The first-principles calculations are based on the DFT^{53, 54} as implemented in the SIESTA code^{55, 56}. The Kohn-Sham orbitals were expanded in a double-ζ basis set composed of numerical pseudo atomic orbitals of finite range enhanced with polarization orbitals. A common atomic confinement energy shift of 0.01 Ry was used to define the basis function cutoff radii, while the fineness of the real space grid was determined by a mesh cutoff of 450 Ry. For the exchange-correlation potential, we used the generalized gradient approximation⁵⁷, and the pseudopotentials were modeled within the norm-conserving Troullier-Martins⁵⁸ scheme in the Kleinman-Bylander factorized form⁵⁹. All geometries were optimized until the maximum force component on any atom was less than 10 meVÅ⁻¹. Periodic boundary conditions were imposed, with a lattice vector in the z direction large enough (22.4 Å) to prevent interactions between periodic images.

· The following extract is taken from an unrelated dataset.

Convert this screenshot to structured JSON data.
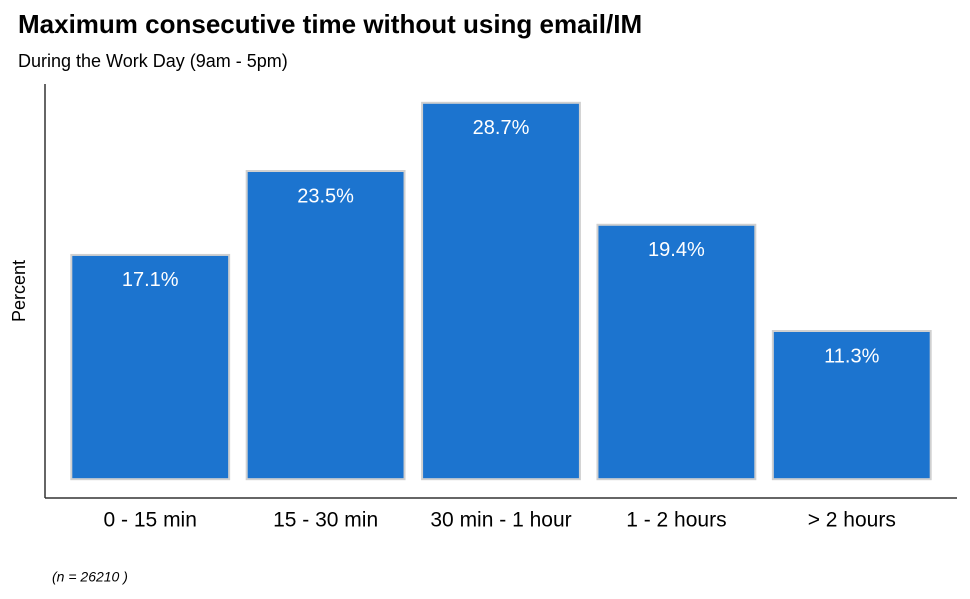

As for the MD simulations, we employed the LAMMPS package⁴⁸ with the interactions between atoms modeled through AIREBO potential⁶⁰. All trajectories were generated in the canonical ensemble by means of the Nosé-Hoover thermostat^{61, 62}, responsible for keeping the average temperature in 300 K. We employed a simulation box with dimensions 55.9, 54.6 and 40 Å in the x, y and z directions, respectively, with periodic boundary conditions imposed in the xy plane. Two pistons, modeled as purely repulsive force-field walls, were used to apply external pressure to the system. We used a time step of 0.25 fs.

Data availability

The data that support the findings of this study are available from the corresponding author upon request.